Türkiye'de futbol finansal olarak zor durumda. Bu durum takımların oyunlarına da yansıyor haliyle. Takımlar transfer yapmakta zorlanırken çoğu zamanda istedikleri futbolcuyu alamadıkları bilindik bir durum. Takımlarımızın bu durumu, Avrupa'da boy gösterdikleri müsabakalarda olumsuz etkiliyor.
Türk futbol kulüplerinin neredeyse tamamına yakını borç batağının içinde olması gelecek için kafalarda soru işareti bırakıyor. Kulüplerin toplam borçlarının 14.5 milyar TL. olduğu bildiriliyor. Bu borçlar, çoğu kulübün kapısına, kilit vurma noktasına getirmiş durumda. Kulüpler bu durumdayken, borçsuz, rahat rahat transfer yapan kulüp yok mu? elbette var. Bu kadar borç batağında bulunan takımlar varken, üstelik başı çekende üç büyük kulübümüz. Türkiye'de, transferden, mağaza satışlarından, seyirci geliri, sponsor geliri, canlı yayın satışı vs. Türkiye'de en fazla geliri bu kulüpler elde ederken, neden en fazla borç batağında boğuşan da bu kulüpler. Kulüplerin kötü yönetimi bir sebep gösterilebilir. Haksız da sayılmazlar.
Son zamanlarda bu üç kulüp taraftarıyla birlikte Trabzonspor, Bursaspor ve Eskişehirspor taraftarları, bu durumdan dert yanıyorlar. Kendi kulüpleri zor zamandan geçerken üstelik gelir olarak ta! Bir kulübün durumundan, çok iyi olmasına rağmen, bu kulüp nasıl istediği oyuncuyu alabiliyor diye serzenişte bulunuyorlar. Hedeflerindeki takım Süper Ligimizin Lideri Başakşehir'den başkası değil. Bu kulübümüzle ilgili çıkan bir haberde, Başakşehir'in gözle görülür gelirinin, TFF'nun isim hakkı için ödediği bedel ile naklen yayın bedeli, başkada geliri yok. Finansal olarak fazla girdisi yokken kadrosuna Arda Turan, Rabinho, Caiçare, Adebayor, Elia gibi isimleri katabiliyor.
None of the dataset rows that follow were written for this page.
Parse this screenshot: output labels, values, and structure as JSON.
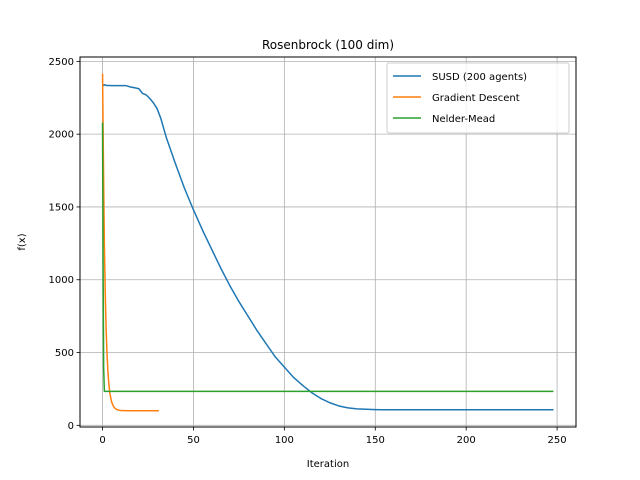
{
  "chart_data": {
    "type": "line",
    "title": "Rosenbrock (100 dim)",
    "xlabel": "Iteration",
    "ylabel": "f(x)",
    "xlim": [
      -12.4,
      260.4
    ],
    "ylim": [
      -11.5,
      2530
    ],
    "xticks": [
      0,
      50,
      100,
      150,
      200,
      250
    ],
    "yticks": [
      0,
      500,
      1000,
      1500,
      2000,
      2500
    ],
    "grid": true,
    "legend_position": "upper right",
    "series": [
      {
        "name": "SUSD (200 agents)",
        "color": "#1f77b4",
        "x": [
          0,
          1,
          2,
          5,
          10,
          13,
          15,
          18,
          20,
          22,
          24,
          26,
          28,
          30,
          32,
          35,
          40,
          45,
          50,
          55,
          60,
          65,
          70,
          75,
          80,
          85,
          90,
          95,
          100,
          105,
          110,
          115,
          120,
          125,
          130,
          135,
          140,
          145,
          150,
          155,
          160,
          170,
          180,
          200,
          220,
          248
        ],
        "y": [
          2330,
          2340,
          2335,
          2333,
          2333,
          2333,
          2325,
          2318,
          2312,
          2280,
          2270,
          2245,
          2215,
          2175,
          2110,
          1980,
          1800,
          1630,
          1480,
          1340,
          1210,
          1080,
          960,
          850,
          750,
          650,
          560,
          470,
          400,
          330,
          275,
          225,
          185,
          155,
          133,
          120,
          113,
          110,
          108,
          107,
          107,
          107,
          107,
          107,
          107,
          107
        ]
      },
      {
        "name": "Gradient Descent",
        "color": "#ff7f0e",
        "x": [
          0,
          0.5,
          1,
          1.5,
          2,
          2.5,
          3,
          3.5,
          4,
          5,
          6,
          7,
          8,
          9,
          10,
          12,
          14,
          16,
          20,
          25,
          31
        ],
        "y": [
          2415,
          1800,
          1250,
          900,
          650,
          480,
          360,
          280,
          220,
          160,
          130,
          115,
          108,
          104,
          102,
          101,
          100,
          100,
          100,
          100,
          100
        ]
      },
      {
        "name": "Nelder-Mead",
        "color": "#2ca02c",
        "x": [
          0,
          0.3,
          0.6,
          1,
          2,
          50,
          100,
          150,
          200,
          248
        ],
        "y": [
          2080,
          1100,
          400,
          233,
          233,
          233,
          233,
          233,
          233,
          233
        ]
      }
    ]
  }
}
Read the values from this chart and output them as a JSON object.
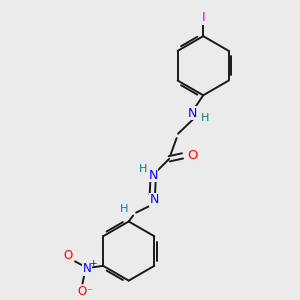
{
  "background_color": "#ebebeb",
  "bond_color": "#1a1a1a",
  "atom_colors": {
    "N": "#0000ff",
    "O": "#ff0000",
    "I": "#ee00ee",
    "H": "#008080",
    "C": "#1a1a1a"
  },
  "figsize": [
    3.0,
    3.0
  ],
  "dpi": 100
}
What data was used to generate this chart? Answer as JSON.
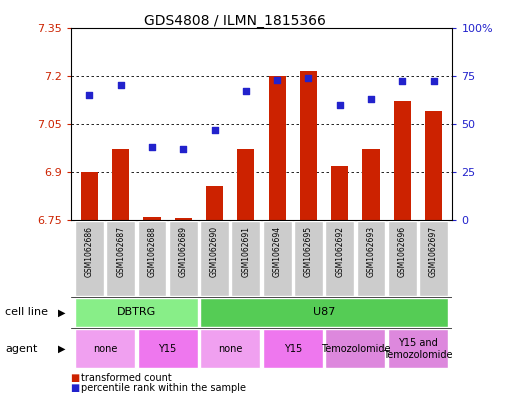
{
  "title": "GDS4808 / ILMN_1815366",
  "samples": [
    "GSM1062686",
    "GSM1062687",
    "GSM1062688",
    "GSM1062689",
    "GSM1062690",
    "GSM1062691",
    "GSM1062694",
    "GSM1062695",
    "GSM1062692",
    "GSM1062693",
    "GSM1062696",
    "GSM1062697"
  ],
  "red_values": [
    6.9,
    6.97,
    6.76,
    6.755,
    6.855,
    6.97,
    7.2,
    7.215,
    6.92,
    6.97,
    7.12,
    7.09
  ],
  "blue_values": [
    65,
    70,
    38,
    37,
    47,
    67,
    73,
    74,
    60,
    63,
    72,
    72
  ],
  "ylim": [
    6.75,
    7.35
  ],
  "y_ticks_left": [
    6.75,
    6.9,
    7.05,
    7.2,
    7.35
  ],
  "y_ticks_right": [
    0,
    25,
    50,
    75,
    100
  ],
  "y_labels_right": [
    "0",
    "25",
    "50",
    "75",
    "100%"
  ],
  "cell_line_groups": [
    {
      "label": "DBTRG",
      "start": 0,
      "end": 3,
      "color": "#88ee88"
    },
    {
      "label": "U87",
      "start": 4,
      "end": 11,
      "color": "#55cc55"
    }
  ],
  "agent_groups": [
    {
      "label": "none",
      "start": 0,
      "end": 1,
      "color": "#f0a0f0"
    },
    {
      "label": "Y15",
      "start": 2,
      "end": 3,
      "color": "#ee77ee"
    },
    {
      "label": "none",
      "start": 4,
      "end": 5,
      "color": "#f0a0f0"
    },
    {
      "label": "Y15",
      "start": 6,
      "end": 7,
      "color": "#ee77ee"
    },
    {
      "label": "Temozolomide",
      "start": 8,
      "end": 9,
      "color": "#dd88dd"
    },
    {
      "label": "Y15 and\nTemozolomide",
      "start": 10,
      "end": 11,
      "color": "#dd88dd"
    }
  ],
  "bar_color": "#cc2200",
  "dot_color": "#2222cc",
  "bg_color": "#cccccc",
  "plot_bg": "#ffffff"
}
Başakşehir Kulübü futbolcu satışından önceki yıllarda Roma'ya sattığı Cengiz Ünder'den kazandığı gelir var. Bunun haricinde de oyuncu satışından geliri bulunmadığı bildiriliyor. Cengiz Ünder'den o dönem 15 milyon Avro kazandığı bu elde ettiği paradan 4.5 milyon Avrosunu ise Altınordu takımına yetiştiricilik payı olarak aktarıldığı, bu pay verildikten sonra Başakşehir kulübünün kasasına 10.5 milyon Avro para kaldığı ve bu parayla inanılmaz transferler yapabilmelerinin kafalarda soru işareti bıraktığı dile getiriliyor. Oysa bu kulübümüzün fazla seyircisinin olmadığı hatta zaman zaman Belediye çalışanlarının zoraki stada getirilerek seyirci varmış gibi gösterildiği, seyirci gelirinin ise stat elektriğinin parasına yetmediği bildiriliyor.
Durum buyken, Başakşehir hangi parayla, bu finansal durumu çevirebiliyor? Ulusal basın neden bir satır yazıp çizmiyor? Başakşehir'in arkasındaki güç/güçler ne? gibi sorular çokça dillendiriliyor. Diğer bir soru ise, İstanbul'da tarihi geçmişi olan üç kulüp varken, kent yönetimi neden bu kulübü üç büyüklerin karşısına rakip olarak çıkarıyor, deniliyor.
Fenerbahçe ve Galatasaray kulüpleri, UEFA'nın sınırlama getirdiği Finansal Fair Play kuralları sonucu Avrupa kupalarına katılamama korkusu yaşarken, Başakşehir'in ise son olarak Sivasspor’ un Brezilyalı yıldızı Robinho'ya 2 milyon Avro bonservis ve artı maaş karşılığı transfer etmesi bu paranın bolluğu nereden geliyor sorusunun sorulmasına neden oldu. Haberde çok deli sorular var ama ben bu kadarı yeter dedim.